Develop an effective information and feedback network: It is important for the audit committee to consider sources of information other than that of senior management. Communication network should include: Key employees, compensation committee, internal audit, external audit.
The philosophy and operating style displayed by management impacts how the organization is managed, including its approach to accepting and managing business risks.
Many organizations have placed responsibility for making decisions with employees closest to the situation or transaction. Delegating authority in this manner facilitates timely decision-making and quick reaction to changing conditions. However, delegation also raises the risk that employees will make poor decisions or act in ways contrary to management’s wishes. Thus, management should weigh the risks associated with decisions and delegate authority and responsibilities only to the extent required to achieve the organization’s objectives.
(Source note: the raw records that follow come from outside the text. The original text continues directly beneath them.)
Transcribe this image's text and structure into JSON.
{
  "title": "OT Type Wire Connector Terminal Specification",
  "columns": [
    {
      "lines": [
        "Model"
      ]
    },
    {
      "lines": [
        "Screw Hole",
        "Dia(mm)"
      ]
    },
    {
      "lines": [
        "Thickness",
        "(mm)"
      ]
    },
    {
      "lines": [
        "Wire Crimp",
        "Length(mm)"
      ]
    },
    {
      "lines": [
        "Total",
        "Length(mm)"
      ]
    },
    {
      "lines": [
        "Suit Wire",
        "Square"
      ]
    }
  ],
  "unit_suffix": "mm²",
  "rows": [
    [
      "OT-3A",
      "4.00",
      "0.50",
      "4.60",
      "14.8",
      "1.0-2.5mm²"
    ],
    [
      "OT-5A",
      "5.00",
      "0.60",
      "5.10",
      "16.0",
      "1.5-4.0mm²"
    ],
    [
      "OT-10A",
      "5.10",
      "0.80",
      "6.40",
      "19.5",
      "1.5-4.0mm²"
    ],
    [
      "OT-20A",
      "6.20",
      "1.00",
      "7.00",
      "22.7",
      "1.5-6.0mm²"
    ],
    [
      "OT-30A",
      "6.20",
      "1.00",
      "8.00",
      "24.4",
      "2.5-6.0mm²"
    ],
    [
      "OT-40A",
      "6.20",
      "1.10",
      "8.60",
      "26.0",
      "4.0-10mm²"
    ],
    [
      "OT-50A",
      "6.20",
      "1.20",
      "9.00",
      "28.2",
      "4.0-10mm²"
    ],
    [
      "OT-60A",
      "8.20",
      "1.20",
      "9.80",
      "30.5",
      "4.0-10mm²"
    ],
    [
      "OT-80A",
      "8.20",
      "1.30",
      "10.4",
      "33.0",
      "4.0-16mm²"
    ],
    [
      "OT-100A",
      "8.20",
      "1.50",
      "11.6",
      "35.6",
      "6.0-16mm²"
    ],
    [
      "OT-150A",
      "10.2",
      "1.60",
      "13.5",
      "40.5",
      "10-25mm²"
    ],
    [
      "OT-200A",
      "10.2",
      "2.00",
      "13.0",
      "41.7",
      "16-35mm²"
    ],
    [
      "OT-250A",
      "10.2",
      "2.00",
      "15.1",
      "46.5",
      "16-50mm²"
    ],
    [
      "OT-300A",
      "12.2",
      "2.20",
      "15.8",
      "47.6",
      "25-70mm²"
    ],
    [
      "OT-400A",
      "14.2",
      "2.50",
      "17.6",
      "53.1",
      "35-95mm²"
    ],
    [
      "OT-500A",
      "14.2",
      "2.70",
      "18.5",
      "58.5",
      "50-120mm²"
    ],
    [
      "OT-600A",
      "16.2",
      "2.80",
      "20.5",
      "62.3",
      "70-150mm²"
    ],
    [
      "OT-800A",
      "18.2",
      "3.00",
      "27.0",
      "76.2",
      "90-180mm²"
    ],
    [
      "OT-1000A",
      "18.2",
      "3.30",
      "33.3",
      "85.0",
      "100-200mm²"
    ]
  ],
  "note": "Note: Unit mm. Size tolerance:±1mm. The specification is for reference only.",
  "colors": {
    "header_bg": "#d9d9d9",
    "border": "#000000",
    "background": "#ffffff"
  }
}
Organizational structure: The level of delegation impacts the organizational structure since it generally leads to a flatter structure.
Competence: Employee competence is an even bigger factor when authority has been extensively delegated.
Accountability: As management and employees are granted more authority and responsibilities, they must be held accountable for their decisions.
Monitoring: Management must monitor the decision-making process and associated results.
(no further detail available)
HR policies and procedures enable and reinforce other aspects of the control environment: integrity, ethical behavior, and competence.
HR policies and procedures that affect financial reporting and safeguarding of assets include: Standards for hiring qualified job candidates, recruiting that includes comprehensive interviews, background checks and reference checks of financial reporting personnel, training, employee performance evaluations, compensation and advancement policies, and remedial actions.
Smaller businesses, due to their size and limited resources, are generally more sensitive to the costs of implementing controls. However, COSO’s expectation for smaller businesses is the same as large businesses. The approaches a small business takes to achieve an effective internal control environment may differ from that of a large business.